Conditions in the witch camps are deplorable. Those who live
in the settlement at Kukuo have to walk three miles each day to the River Oti
for water, elderly people carrying heavy pots up and down hills. They survive
by collecting firewood, selling bags of peanuts or working in local farms.
“What is happening is an abuse of human rights”, said Adowa Kwateng-Kluvitse,
the country director of ActionAidGhana. “The camps are effectively women’s
prisons where the inmates are given a life sentence.”
These witch camps seem to be unique to Ghana but the
accusations of witchcraft are not. And it isn’t just a problem for women;
children are targeted too, across large parts of Africa: in Nigeria , Kenya ,
Tanzania , South Africa , the Democratic Republic of Congo, Angola and the Central African Republic . Lynchings
are commonplace. The problem has even made it to England . Two years ago in Newham in
east London
fifteen-year-old Kristy Bamu was tortured and drowned in a bath by his sister
and her partner attempting to exorcise ‘demons.’
There are some comparisons with past persecutions in Europe
and America .
In Ghana
most of the women in Kukuo are widows, accused and banished after their
husbands had died. The suggestion is that an accusation of witchcraft is an
easy way for other members of the family to take control of the property. “The
camps are a dramatic manifestation of the status of women in Ghana ”, said Professor Dzodi Tsikata of the
University of Ghana ,
“Older women become a target because they are no longer useful to society.”
The government, which sees these places as a blot on the
country’s reputation, is anxious to disband the camps. There is one thing
preventing this: the safety of the women returning home cannot be guaranteed.
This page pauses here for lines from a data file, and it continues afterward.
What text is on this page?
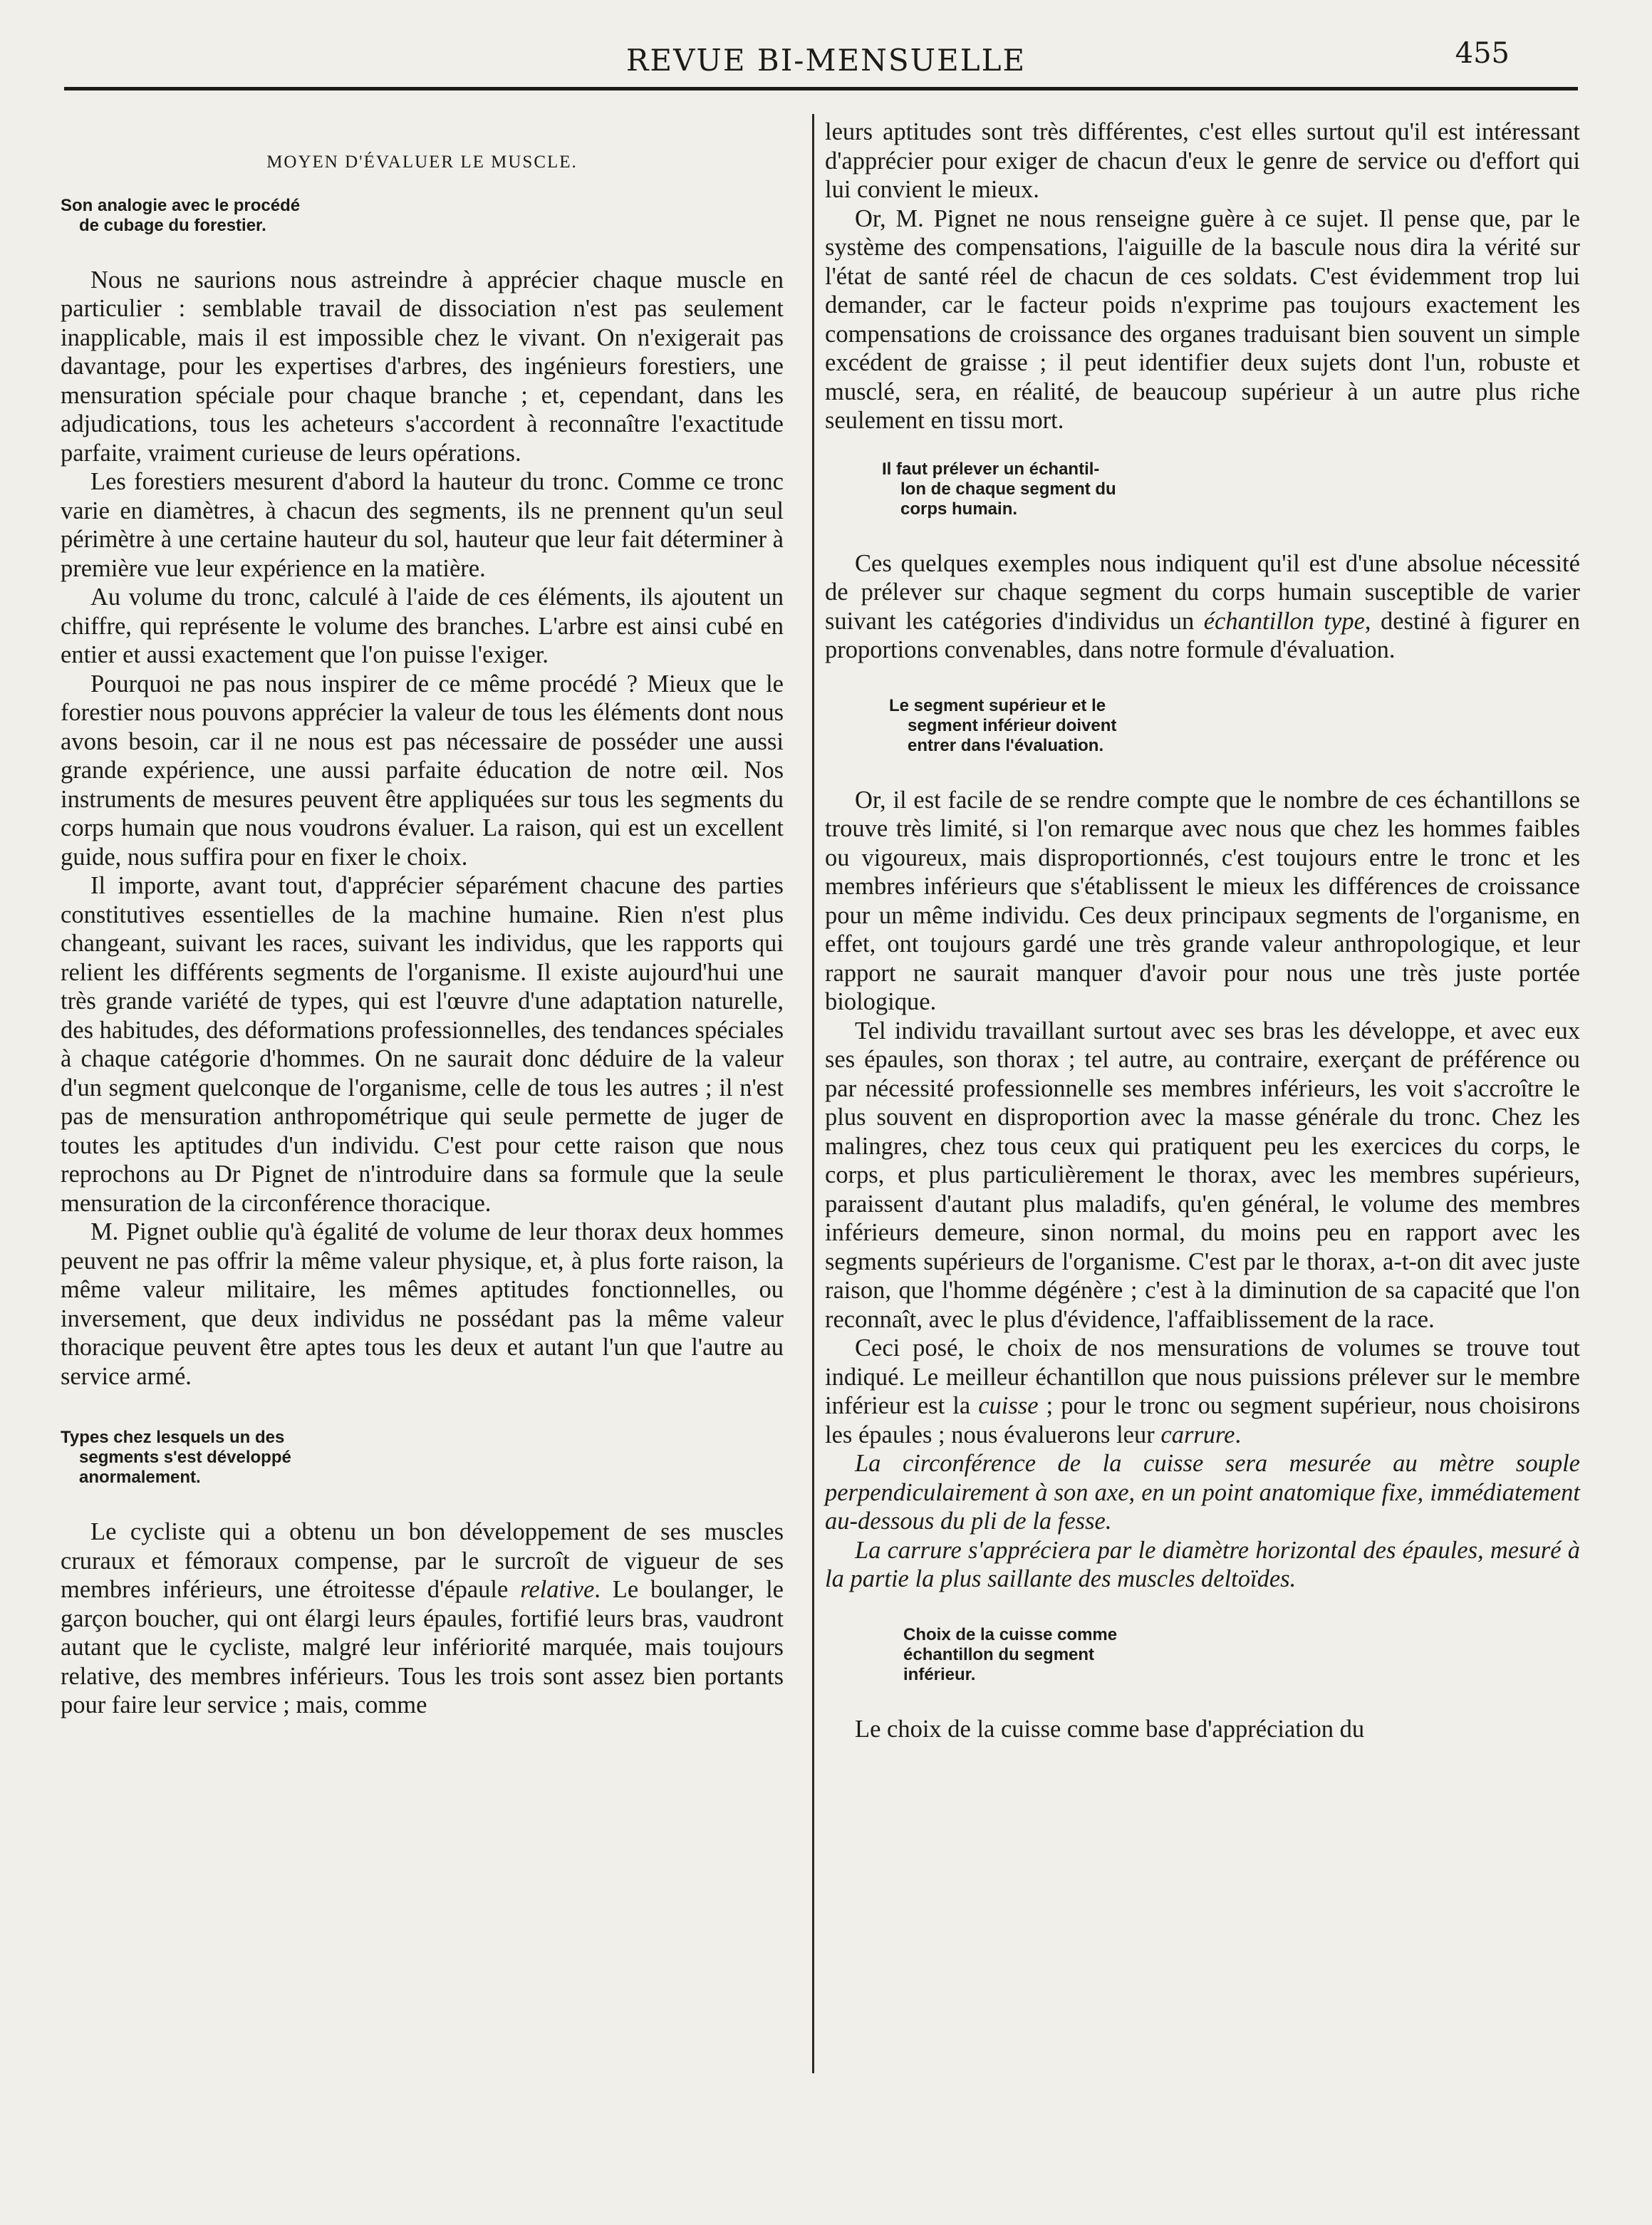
REVUE BI-MENSUELLE	455
MOYEN D'ÉVALUER LE MUSCLE.
Son analogie avec le procédé
de cubage du forestier.

Nous ne saurions nous astreindre à apprécier chaque muscle en particulier : semblable travail de dissociation n'est pas seulement inapplicable, mais il est impossible chez le vivant. On n'exigerait pas davantage, pour les expertises d'arbres, des ingénieurs forestiers, une mensuration spéciale pour chaque branche ; et, cependant, dans les adjudications, tous les acheteurs s'accordent à reconnaître l'exactitude parfaite, vraiment curieuse de leurs opérations.

Les forestiers mesurent d'abord la hauteur du tronc. Comme ce tronc varie en diamètres, à chacun des segments, ils ne prennent qu'un seul périmètre à une certaine hauteur du sol, hauteur que leur fait déterminer à première vue leur expérience en la matière.

Au volume du tronc, calculé à l'aide de ces éléments, ils ajoutent un chiffre, qui représente le volume des branches. L'arbre est ainsi cubé en entier et aussi exactement que l'on puisse l'exiger.

Pourquoi ne pas nous inspirer de ce même procédé ? Mieux que le forestier nous pouvons apprécier la valeur de tous les éléments dont nous avons besoin, car il ne nous est pas nécessaire de posséder une aussi grande expérience, une aussi parfaite éducation de notre œil. Nos instruments de mesures peuvent être appliquées sur tous les segments du corps humain que nous voudrons évaluer. La raison, qui est un excellent guide, nous suffira pour en fixer le choix.

Il importe, avant tout, d'apprécier séparément chacune des parties constitutives essentielles de la machine humaine. Rien n'est plus changeant, suivant les races, suivant les individus, que les rapports qui relient les différents segments de l'organisme. Il existe aujourd'hui une très grande variété de types, qui est l'œuvre d'une adaptation naturelle, des habitudes, des déformations professionnelles, des tendances spéciales à chaque catégorie d'hommes. On ne saurait donc déduire de la valeur d'un segment quelconque de l'organisme, celle de tous les autres ; il n'est pas de mensuration anthropométrique qui seule permette de juger de toutes les aptitudes d'un individu. C'est pour cette raison que nous reprochons au Dr Pignet de n'introduire dans sa formule que la seule mensuration de la circonférence thoracique.

M. Pignet oublie qu'à égalité de volume de leur thorax deux hommes peuvent ne pas offrir la même valeur physique, et, à plus forte raison, la même valeur militaire, les mêmes aptitudes fonctionnelles, ou inversement, que deux individus ne possédant pas la même valeur thoracique peuvent être aptes tous les deux et autant l'un que l'autre au service armé.

Types chez lesquels un des
segments s'est développé
anormalement.

Le cycliste qui a obtenu un bon développement de ses muscles cruraux et fémoraux compense, par le surcroît de vigueur de ses membres inférieurs, une étroitesse d'épaule relative. Le boulanger, le garçon boucher, qui ont élargi leurs épaules, fortifié leurs bras, vaudront autant que le cycliste, malgré leur infériorité marquée, mais toujours relative, des membres inférieurs. Tous les trois sont assez bien portants pour faire leur service ; mais, comme

leurs aptitudes sont très différentes, c'est elles surtout qu'il est intéressant d'apprécier pour exiger de chacun d'eux le genre de service ou d'effort qui lui convient le mieux.

Or, M. Pignet ne nous renseigne guère à ce sujet. Il pense que, par le système des compensations, l'aiguille de la bascule nous dira la vérité sur l'état de santé réel de chacun de ces soldats. C'est évidemment trop lui demander, car le facteur poids n'exprime pas toujours exactement les compensations de croissance des organes traduisant bien souvent un simple excédent de graisse ; il peut identifier deux sujets dont l'un, robuste et musclé, sera, en réalité, de beaucoup supérieur à un autre plus riche seulement en tissu mort.

Il faut prélever un échantil-
lon de chaque segment du
corps humain.

Ces quelques exemples nous indiquent qu'il est d'une absolue nécessité de prélever sur chaque segment du corps humain susceptible de varier suivant les catégories d'individus un échantillon type, destiné à figurer en proportions convenables, dans notre formule d'évaluation.

Le segment supérieur et le
segment inférieur doivent
entrer dans l'évaluation.

Or, il est facile de se rendre compte que le nombre de ces échantillons se trouve très limité, si l'on remarque avec nous que chez les hommes faibles ou vigoureux, mais disproportionnés, c'est toujours entre le tronc et les membres inférieurs que s'établissent le mieux les différences de croissance pour un même individu. Ces deux principaux segments de l'organisme, en effet, ont toujours gardé une très grande valeur anthropologique, et leur rapport ne saurait manquer d'avoir pour nous une très juste portée biologique.

Tel individu travaillant surtout avec ses bras les développe, et avec eux ses épaules, son thorax ; tel autre, au contraire, exerçant de préférence ou par nécessité professionnelle ses membres inférieurs, les voit s'accroître le plus souvent en disproportion avec la masse générale du tronc. Chez les malingres, chez tous ceux qui pratiquent peu les exercices du corps, le corps, et plus particulièrement le thorax, avec les membres supérieurs, paraissent d'autant plus maladifs, qu'en général, le volume des membres inférieurs demeure, sinon normal, du moins peu en rapport avec les segments supérieurs de l'organisme. C'est par le thorax, a-t-on dit avec juste raison, que l'homme dégénère ; c'est à la diminution de sa capacité que l'on reconnaît, avec le plus d'évidence, l'affaiblissement de la race.

Ceci posé, le choix de nos mensurations de volumes se trouve tout indiqué. Le meilleur échantillon que nous puissions prélever sur le membre inférieur est la cuisse ; pour le tronc ou segment supérieur, nous choisirons les épaules ; nous évaluerons leur carrure.

La circonférence de la cuisse sera mesurée au mètre souple perpendiculairement à son axe, en un point anatomique fixe, immédiatement au-dessous du pli de la fesse.

La carrure s'appréciera par le diamètre horizontal des épaules, mesuré à la partie la plus saillante des muscles deltoïdes.

Choix de la cuisse comme
échantillon du segment
inférieur.

Le choix de la cuisse comme base d'appréciation du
One form of insurance is to undergo a ‘cleansing’ ritual. At Kukuo, Samata
Adulai obtained the services of one of the local fetish priests, to determine
her innocence or guilt. In a special ritual a chicken has its throat cut. As it
flutters around people wait to see how it will fall. It lands on its back, beak
in the air. Smiles all round: the woman is innocent.
So much depends on the chicken. If it had fallen in any other
way the ritual then proceeds to a potentially fatal level. If Samata had been
declared guilty she would had to have undergone a cleansing ceremony, drinking
a concoction of chicken blood, monkey skulls and soil. The exorcism is only
considered effective if the woman does not fall ill within seven days. If she
does, and survives, she has to do the whole thing again.
But even after this there is no guarantee that they will be
accepted. So great is the fear of witchcraft, or the love of property, that not
all communities are prepared to accept the return of the exiles. Once a witch,
always a witch, so the view sadly goes.